The issue is what that effectiveness judgement was anchored to. If effectiveness is assessed in the abstract, without explicit reference to transliteration risk, data limitations, dependency on PEP processes, or reliance on manual judgement, then the assessment can be technically correct while still being strategically misleading. In other words, the control may be operating as designed, but against a simplified version of the risk.

Transliteration as an exposure driver, not a root cause

Much of the commentary around this case has focused on transliteration, and understandably so. Spelling variation was a direct contributor to the failure to identify the designated individual. However, there is a risk of drawing the wrong lesson from that observation.

The issue was not simply that transliteration was handled poorly. Transliteration risk is a well-understood exposure driver in sanctions risk, particularly in relation to Russia. A BWRA that had explicitly recognised that exposure would have used it to justify stronger, layered controls, rather than treating it as an edge case to be addressed tactically.

In practice, higher sanctions exposure should have translated into a deliberate combination of controls: enhanced sanctions lists or internal alias libraries, explicit linkages between PEP identification and sanctions escalation, clear rules governing when automated screening failures must be overridden, and defined tolerances for the use of manual judgement at critical decision points. None of these measures are novel or controversial. What matters is that they are designed and governed as a coherent system, proportionate to the level of risk that has been articulated.

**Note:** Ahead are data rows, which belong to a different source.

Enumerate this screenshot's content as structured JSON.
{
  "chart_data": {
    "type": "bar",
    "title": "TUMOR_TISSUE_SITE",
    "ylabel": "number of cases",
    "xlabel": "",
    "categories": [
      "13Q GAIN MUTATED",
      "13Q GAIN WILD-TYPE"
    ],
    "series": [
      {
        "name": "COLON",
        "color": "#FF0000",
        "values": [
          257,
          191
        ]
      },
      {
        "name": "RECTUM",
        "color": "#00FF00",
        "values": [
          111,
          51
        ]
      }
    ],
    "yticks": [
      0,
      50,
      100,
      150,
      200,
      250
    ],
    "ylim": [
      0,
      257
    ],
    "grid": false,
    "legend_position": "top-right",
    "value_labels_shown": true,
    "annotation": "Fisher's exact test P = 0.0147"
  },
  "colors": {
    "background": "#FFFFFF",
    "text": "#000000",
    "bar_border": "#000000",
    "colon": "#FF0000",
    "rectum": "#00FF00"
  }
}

Escalation and judgement are BWRA design choices

The same point applies to escalation. One of the recurring themes in the notice is the absence of clear escalation expectations when potentially relevant information was identified. The PEP review process surfaced indicators that should have prompted further scrutiny, yet there was no explicit instruction to escalate potential sanctions connections where uncertainty remained. Reliance on discretionary judgement at that point materially increased residual risk.

This is not simply a procedural gap. If escalation is a control, then its conditions of use are part of its effectiveness. A meaningful sanctions BWRA should be explicit about where discretion is acceptable, where it is not, and what information triggers mandatory escalation. Leaving those questions unanswered is not a neutral design choice; it is a risk decision, whether or not it is labelled as such.

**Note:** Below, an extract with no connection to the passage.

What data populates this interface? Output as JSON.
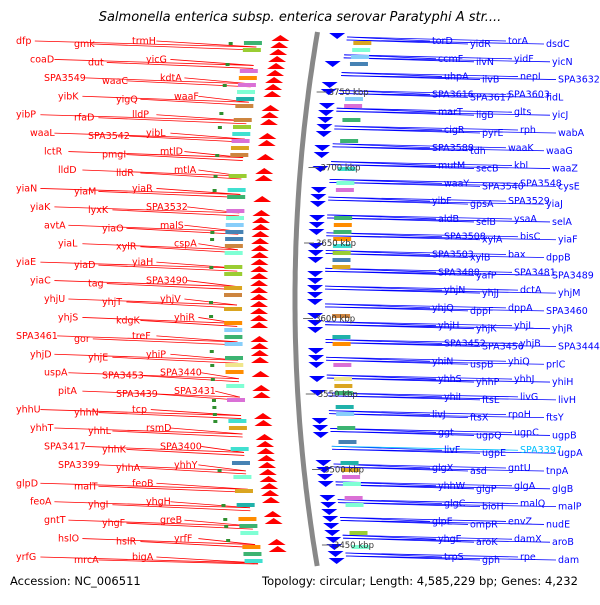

From descriptive artefact to decision-shaping tool

It would be easy to view this case as a sanctions-specific problem. But the broader pattern will be familiar across financial crime domains. When BWRAs become descriptive artefacts (documenting risks, controls, and policies without interrogating exposure and dependencies) they struggle to shape real decisions. They tend to explain incidents after the fact, rather than helping organisations anticipate where risk is most likely to crystallise.

By contrast, a sanctions BWRA that genuinely earns its keep articulates context-specific exposure, frames risks as events rather than control failures, makes control dependencies explicit, and sets clear expectations around escalation and judgement. In doing so, it allows senior management to understand not just what controls exist, but why certain controls, and certain combinations of controls, matter more in particular contexts.

A constructive closing

This was not a case of an institution that had done nothing. Controls existed, processes were in place, and training had been delivered. But it illustrates what happens when sanctions risk is treated as a static compliance obligation rather than a dynamic exposure shaped by geopolitics, data realities, and business context.

The opportunity, for all firms, is to use cases like this not merely to fine-tune individual controls, but to revisit how sanctions risk is articulated at the BWRA level. Because when the risk is properly understood, the right controls, and, crucially, the right combinations of controls, tend to follow.